Sonra tedavisi bitiyor,
taburcu oluyor.
Bu kez bir ay izne ayrılıyor.
Bu izin sırasında
emeklilik dilekçesi veriyor.
Dilekçesi kabul ediliyor ve emekli oluyor.
Sonra bu general ortadan kayboluyor.
Sonradan anlaşılıyor ki; general
Kuzey Irak üzerinden Rusya’ya kaçmış.
Ardından bir sürü
tartışma alıp başını gidiyor.
Hakkında yakalama kararı varken niçin yıllık izin verildi, niçin emekli edildi, niçin GATA’dan taburcu olduktan sonra yeri polise bildirilmedi ?
Sor sorabildiğin kadar.
Kaçan general
İnternet Andıcı sanığı.
Hani şu;
Albay Dursun Çiçek’in de adının geçtiği, kamuoyunu yönlendirmek için kurulan internet siteleriyle ilgili
dava.
Hani şu; milletin seçtiği iktidarı devirmek için toplumda kara
propaganda yapan ve milletin vergileriyle
Genelkurmay bünyesinde kurulan onlarca
internet sitesi var ya; işte o dava.
Albay Dursun Çiçek’in mahkemede “internet
andıcı gerçek bir
belgedir” dediği dava.
İnternet Andıcı; çok tartışılan ‘ıslak imzalı millete
komplo belgesi’ ile birebir örtüşen bir belge.
Emir komuta şeklinde hazırlanan ve üstlere arz edilen bir çalışma.
İnternet Andıcının Genelkurmay
Harekat Başkanlığı’nda hazırlanıp, Genelkurmay 2. Başkanlığına sunulduğu ortaya çıkmıştı.
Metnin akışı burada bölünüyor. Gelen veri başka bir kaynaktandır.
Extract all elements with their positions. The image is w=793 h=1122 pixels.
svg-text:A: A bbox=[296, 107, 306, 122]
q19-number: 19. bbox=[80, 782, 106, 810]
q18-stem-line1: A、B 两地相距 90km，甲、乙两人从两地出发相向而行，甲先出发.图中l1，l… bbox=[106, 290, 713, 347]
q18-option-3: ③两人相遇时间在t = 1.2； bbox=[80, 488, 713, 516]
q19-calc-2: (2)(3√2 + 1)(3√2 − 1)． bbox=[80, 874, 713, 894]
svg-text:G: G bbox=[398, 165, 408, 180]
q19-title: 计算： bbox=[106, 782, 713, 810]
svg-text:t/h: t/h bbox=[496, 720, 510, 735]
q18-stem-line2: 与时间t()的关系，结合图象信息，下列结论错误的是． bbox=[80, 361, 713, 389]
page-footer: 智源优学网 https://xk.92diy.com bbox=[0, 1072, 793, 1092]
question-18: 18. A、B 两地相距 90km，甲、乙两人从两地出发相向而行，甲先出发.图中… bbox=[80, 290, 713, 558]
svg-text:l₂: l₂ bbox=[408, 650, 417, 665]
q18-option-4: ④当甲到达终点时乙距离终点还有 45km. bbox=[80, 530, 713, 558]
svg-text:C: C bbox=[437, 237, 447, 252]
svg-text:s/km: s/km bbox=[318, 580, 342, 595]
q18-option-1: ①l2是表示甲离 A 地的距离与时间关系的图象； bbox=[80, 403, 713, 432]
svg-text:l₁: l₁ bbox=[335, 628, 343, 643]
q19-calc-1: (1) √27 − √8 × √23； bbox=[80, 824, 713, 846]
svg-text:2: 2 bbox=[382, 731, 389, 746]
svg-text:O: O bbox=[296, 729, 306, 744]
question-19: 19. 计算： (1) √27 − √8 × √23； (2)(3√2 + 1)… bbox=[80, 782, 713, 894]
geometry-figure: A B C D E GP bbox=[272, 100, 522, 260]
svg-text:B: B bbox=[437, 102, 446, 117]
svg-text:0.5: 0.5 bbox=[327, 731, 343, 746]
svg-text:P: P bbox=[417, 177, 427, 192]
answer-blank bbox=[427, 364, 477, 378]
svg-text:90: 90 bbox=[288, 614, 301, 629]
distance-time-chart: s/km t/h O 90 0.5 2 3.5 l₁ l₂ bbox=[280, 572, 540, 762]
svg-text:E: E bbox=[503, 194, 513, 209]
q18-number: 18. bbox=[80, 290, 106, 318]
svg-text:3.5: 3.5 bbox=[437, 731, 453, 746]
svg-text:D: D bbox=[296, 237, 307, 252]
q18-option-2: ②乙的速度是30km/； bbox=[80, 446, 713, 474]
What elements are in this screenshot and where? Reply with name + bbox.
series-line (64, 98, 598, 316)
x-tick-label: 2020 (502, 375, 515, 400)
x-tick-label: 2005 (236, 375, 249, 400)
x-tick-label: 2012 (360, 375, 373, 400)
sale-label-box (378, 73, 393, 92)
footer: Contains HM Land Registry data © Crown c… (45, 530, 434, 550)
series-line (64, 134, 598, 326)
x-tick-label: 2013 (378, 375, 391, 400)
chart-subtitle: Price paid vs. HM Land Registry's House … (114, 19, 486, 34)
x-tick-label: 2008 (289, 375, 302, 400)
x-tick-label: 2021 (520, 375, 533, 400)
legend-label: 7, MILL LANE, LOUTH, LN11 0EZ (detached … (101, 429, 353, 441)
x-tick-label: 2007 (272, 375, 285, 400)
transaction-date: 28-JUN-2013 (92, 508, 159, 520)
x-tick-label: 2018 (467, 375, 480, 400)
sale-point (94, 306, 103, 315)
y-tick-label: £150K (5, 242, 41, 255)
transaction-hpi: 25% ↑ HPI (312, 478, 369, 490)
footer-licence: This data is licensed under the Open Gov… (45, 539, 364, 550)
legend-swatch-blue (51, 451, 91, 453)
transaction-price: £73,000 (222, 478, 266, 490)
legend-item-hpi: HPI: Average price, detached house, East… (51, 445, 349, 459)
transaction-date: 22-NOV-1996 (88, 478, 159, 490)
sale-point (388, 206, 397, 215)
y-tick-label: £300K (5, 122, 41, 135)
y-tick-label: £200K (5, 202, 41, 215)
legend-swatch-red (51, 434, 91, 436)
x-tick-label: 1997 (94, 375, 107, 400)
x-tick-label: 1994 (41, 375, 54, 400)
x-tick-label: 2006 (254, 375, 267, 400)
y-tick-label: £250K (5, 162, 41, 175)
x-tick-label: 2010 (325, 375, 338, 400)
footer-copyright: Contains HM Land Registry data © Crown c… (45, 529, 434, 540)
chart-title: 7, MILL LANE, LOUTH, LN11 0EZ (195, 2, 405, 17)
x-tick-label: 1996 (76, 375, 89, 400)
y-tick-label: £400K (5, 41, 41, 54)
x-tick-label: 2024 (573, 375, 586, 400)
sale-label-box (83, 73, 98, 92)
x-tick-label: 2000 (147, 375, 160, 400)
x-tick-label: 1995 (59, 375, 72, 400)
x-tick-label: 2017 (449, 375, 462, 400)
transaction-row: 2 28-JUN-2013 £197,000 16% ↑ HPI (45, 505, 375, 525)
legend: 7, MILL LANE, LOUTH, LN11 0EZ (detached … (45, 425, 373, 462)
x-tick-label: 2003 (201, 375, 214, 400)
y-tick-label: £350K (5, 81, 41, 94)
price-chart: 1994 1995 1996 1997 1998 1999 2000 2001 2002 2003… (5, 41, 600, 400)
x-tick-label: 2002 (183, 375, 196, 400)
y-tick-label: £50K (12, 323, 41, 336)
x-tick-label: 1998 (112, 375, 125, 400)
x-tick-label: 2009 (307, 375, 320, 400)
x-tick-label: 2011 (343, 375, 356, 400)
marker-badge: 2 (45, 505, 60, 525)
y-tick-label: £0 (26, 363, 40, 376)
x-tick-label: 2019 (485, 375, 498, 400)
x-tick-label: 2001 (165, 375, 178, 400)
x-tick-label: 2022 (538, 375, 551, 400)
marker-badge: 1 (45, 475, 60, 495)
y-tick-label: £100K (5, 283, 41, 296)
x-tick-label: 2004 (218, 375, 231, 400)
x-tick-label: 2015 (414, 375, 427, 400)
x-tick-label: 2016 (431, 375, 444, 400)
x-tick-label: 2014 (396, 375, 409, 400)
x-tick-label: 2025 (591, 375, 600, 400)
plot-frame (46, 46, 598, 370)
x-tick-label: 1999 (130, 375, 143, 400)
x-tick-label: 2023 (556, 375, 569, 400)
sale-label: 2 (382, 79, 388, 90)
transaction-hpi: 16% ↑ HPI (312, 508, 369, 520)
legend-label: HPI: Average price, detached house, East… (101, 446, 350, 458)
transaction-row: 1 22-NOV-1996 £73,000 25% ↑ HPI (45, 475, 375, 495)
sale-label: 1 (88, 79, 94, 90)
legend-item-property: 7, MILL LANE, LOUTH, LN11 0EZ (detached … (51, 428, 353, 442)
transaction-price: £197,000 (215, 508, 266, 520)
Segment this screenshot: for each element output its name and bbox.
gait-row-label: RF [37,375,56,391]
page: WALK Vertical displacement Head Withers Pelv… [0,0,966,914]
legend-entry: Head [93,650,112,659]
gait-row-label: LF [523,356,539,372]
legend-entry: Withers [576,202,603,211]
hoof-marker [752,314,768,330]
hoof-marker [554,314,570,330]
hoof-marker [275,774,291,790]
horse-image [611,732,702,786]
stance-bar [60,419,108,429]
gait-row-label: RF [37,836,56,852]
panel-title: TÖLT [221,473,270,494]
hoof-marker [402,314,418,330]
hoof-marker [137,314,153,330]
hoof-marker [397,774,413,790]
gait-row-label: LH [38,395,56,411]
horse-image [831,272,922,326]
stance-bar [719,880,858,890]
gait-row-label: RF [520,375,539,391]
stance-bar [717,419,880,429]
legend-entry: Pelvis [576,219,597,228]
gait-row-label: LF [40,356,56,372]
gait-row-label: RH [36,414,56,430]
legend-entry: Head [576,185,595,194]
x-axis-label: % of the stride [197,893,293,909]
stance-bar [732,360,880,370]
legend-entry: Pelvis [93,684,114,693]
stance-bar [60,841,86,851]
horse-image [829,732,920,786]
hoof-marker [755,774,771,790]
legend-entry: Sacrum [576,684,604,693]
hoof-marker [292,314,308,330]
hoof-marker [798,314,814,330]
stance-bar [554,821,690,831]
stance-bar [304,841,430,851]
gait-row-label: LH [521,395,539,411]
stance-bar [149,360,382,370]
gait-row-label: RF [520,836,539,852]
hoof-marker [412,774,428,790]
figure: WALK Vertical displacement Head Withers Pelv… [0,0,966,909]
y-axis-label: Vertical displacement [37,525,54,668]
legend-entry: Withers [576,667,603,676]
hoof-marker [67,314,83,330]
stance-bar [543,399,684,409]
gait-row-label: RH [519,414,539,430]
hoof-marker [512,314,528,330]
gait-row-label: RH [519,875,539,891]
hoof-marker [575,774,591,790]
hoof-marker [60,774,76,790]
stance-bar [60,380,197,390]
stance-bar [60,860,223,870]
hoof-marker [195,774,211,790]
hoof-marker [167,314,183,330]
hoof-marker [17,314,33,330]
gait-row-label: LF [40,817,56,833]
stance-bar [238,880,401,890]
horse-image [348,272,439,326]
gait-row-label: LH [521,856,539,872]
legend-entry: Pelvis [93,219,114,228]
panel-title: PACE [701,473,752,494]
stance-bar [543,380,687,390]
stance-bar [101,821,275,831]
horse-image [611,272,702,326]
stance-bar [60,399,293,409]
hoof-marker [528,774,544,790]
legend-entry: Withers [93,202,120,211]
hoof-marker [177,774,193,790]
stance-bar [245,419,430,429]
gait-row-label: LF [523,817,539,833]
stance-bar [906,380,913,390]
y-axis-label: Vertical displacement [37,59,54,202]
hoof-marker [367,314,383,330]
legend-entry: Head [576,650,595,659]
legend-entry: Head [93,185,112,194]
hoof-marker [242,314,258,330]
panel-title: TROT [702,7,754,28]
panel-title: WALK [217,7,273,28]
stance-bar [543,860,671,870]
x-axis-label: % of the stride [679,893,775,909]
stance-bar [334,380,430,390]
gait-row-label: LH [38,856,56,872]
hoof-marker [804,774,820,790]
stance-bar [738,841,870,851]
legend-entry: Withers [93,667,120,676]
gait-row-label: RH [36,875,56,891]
Sonra dönemin Genelkurmay 2. Başkanı
Hasan Iğsız da, kendi üstünü yani dönemin
Genelkurmay Başkanı İlker Başbuğ’u işaret ederek, andıcın en üst makama iletildiğini açıklamıştı.
İşte şimdi firarda olan general Mustafa
Bakıcı, silsile içinde andıcı hazırlayan isimlerden Albay Dursun Çiçek’in 'üstünün üstü' pozisyonda yer alıyor.
Islak imzalı millete komplo belgesinin ortaya çıkması, dönemin Genelkurmay Başkanı Başbuğ’u çok kızdırmıştı.
Onun masaları yumruklayıp kameralar karşısında ‘
Allah belasını versin’ diye bağırdığı, önüne gelen herkesi tehdit ettiği görüntüler herkesin hafızasında.
Dursun Çiçek’in tutuklanmasını hatırlayın.
Hiç kolay olmamıştı.
İki kere tutuklanıp serbest bırakıldı ya da bıraktırıldı.
Sonra
adliye önünde görüldü, yürürken kameralara açıklamalar yaptı.
Üstlerine “olayı benim üstüme yıkarsanız konuşurum” mesajı verdi.
Çiçek’in üçüncü kez tutuklanmasından sonra Genelkurmay’da belge yok etme operasyonlarının ardı arkası kesilmedi.
Dursun Çiçek’in “benim bu konudaki suçum neyse amirlerimin suçu da odur” sözü pandoranın kutusunun açıldığı an oldu.
Genelkurmay
Adli Müşaviri Hıfzı
Çubuklu başta olmak üzere, üste doğru büyük bir huzursuzluk başladı.
Ve sonuçta
İnternet andıcı davasında çalışmanın arz edildiği en üst makam olan
İlker Başbuğ ve bir kişi hariç herkes tutuklandı.
İşte en üst makam hariç o kişi; şimdi firarda olan general
Mustafa Bakıcı.
Belki yakalanıp sorgulanmış olsa, en üst makamı rahatsız edecek bilgiler verebilirdi.
Dursun Çiçek’i iki kere yargının elinden alan güç, üçüncüsünde başarılı olamadı ve Çiçek mahkemede konuştu.
Dolayısıyla Mustafa Bakıcı’nın; acaba yargının karşısına çıkmaması mı gerekiyordu ?
Bugünlerde İlker Başbuğ’un moralinin nasıl olduğuna bakmak lazım.
Bakıcı’nın firarı belki de en üst makamı rahatlatmıştır.
İnternet Andıcının altında imzası bulunan Dursun Çiçek’in konuşmaması için bu kadar çaba sarf eden
sistem, Çiçek’in ‘üstünün üstü’ konumdaki bir generalin konuşmaması için neler yapmaz diye düşünmeden edemiyor insan.
Karşımızda sadece kaçan bir general değil, onun kaçmasını sağlayan ve hala demokratik sisteme direnen, organize bir yapı duruyor.